If you’re not comfortable endorsing the person you could say, “We haven’t worked closely enough or for a long enough time for me to endorse you.” If you don’t know the person at all, etiquette dictates that it is ok to just ignore the request.

So, have you ever received an invitation that you had no interest in taking advantage of? What did you do?

Friday, January 4, 2013

New Year’s Resolutions with the entire family in mind

Welcome to 2013! - What will you resolve to do differently this year?

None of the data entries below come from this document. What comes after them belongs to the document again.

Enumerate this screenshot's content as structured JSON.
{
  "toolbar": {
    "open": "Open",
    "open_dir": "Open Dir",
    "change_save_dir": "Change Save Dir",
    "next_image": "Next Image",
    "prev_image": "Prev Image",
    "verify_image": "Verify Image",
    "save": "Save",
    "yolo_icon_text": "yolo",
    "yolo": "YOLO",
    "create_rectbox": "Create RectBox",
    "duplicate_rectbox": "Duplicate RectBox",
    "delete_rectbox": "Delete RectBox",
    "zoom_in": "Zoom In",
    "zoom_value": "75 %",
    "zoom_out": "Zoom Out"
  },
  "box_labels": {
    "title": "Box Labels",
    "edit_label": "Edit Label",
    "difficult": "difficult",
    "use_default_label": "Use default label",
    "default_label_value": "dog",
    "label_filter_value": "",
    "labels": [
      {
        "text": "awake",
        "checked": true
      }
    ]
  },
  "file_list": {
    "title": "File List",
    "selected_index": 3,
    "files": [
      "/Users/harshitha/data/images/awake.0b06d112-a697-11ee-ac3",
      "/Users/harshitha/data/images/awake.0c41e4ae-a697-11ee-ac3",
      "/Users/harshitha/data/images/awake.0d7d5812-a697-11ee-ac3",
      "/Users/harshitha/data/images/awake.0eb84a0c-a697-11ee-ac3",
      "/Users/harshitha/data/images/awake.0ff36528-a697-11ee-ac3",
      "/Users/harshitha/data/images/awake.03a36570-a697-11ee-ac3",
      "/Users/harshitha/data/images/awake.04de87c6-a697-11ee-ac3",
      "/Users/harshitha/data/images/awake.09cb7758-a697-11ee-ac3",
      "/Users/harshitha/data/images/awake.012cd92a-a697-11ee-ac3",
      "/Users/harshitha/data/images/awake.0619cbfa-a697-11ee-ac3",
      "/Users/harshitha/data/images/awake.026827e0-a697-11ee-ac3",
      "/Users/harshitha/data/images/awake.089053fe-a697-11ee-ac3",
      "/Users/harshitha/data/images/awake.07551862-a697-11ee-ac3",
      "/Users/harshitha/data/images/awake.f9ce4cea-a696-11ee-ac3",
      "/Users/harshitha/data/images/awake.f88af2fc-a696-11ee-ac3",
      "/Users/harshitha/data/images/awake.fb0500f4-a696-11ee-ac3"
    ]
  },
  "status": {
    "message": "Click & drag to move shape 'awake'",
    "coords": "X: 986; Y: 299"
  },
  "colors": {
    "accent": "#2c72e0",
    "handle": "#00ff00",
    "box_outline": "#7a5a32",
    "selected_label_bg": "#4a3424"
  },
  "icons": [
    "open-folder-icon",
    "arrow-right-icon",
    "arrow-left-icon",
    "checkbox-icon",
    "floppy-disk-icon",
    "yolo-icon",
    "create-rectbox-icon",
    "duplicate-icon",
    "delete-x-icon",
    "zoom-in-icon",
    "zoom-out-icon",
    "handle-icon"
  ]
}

We’re almost a week into the New Year, but it’s not too late to create New Year’s Resolutions. Have you thought about including the kids in setting resolutions? There’s no time like the present to get them started in a little goal setting.
I surveyed two teen boys (my own) about what they would include as part of their New Year’s Resolutions. My 13 year old said this, “I don’t know you come up with some for me.”
When I asked my 16 year old about his goals, he removed the headset to his game and said, “I can’t tell you.”
“Why not?”
“Then they won’t come true.”
As I smiled and left his room, I reminded him that goals are not like a secret wish made when blowing out your birthday candles.
Rule number one for talking with teens: don’t ask them anything important while they’re playing video games.
An article I read said that creating resolutions with kids teaches self-discipline and the value of goal setting. So how do you get started? Not the way that I did it.
The best way to get started is by sitting down with your child, when they’re not distracted by outside forces. Reflect on the past year; discuss what worked and what didn’t. Dr. Benjamin Siegel, professor of pediatrics and psychiatry at Boston University School of Medicine says to have kids “state things they would like to continue to do.” They should also “state things they would like to change that would make them feel better about themselves” (Making New Year’s Resolutions with Your Child).
An article by Pediatrics Now provides sample resolutions for kids by age. Below are a few of those samples.
·         I will clean up my toys
·         I will brush my teeth twice a day and wash my hands after going to the bathroom and before eating

5-12 years old
·         I will try to find a sport or activity that I like and do it at least three times a week (playing tag, jump rope, dancing, etc.)
·         I’ll be nice to other kids; I’ll be friendly to kids who need friends
13 years & up
·         I will eat at least one fruit and one vegetable every day, and I will limit the amount of soda I drink
·         I will choose non-violent TV shows and video games and I will spend only one to two hours each day on these activities
For the complete list of age appropriate resolutions view the article here - New Year’s Resolutions for the Entire Family.
What are your suggestions for helping kids set New Year’s Resolutions or family resolutions?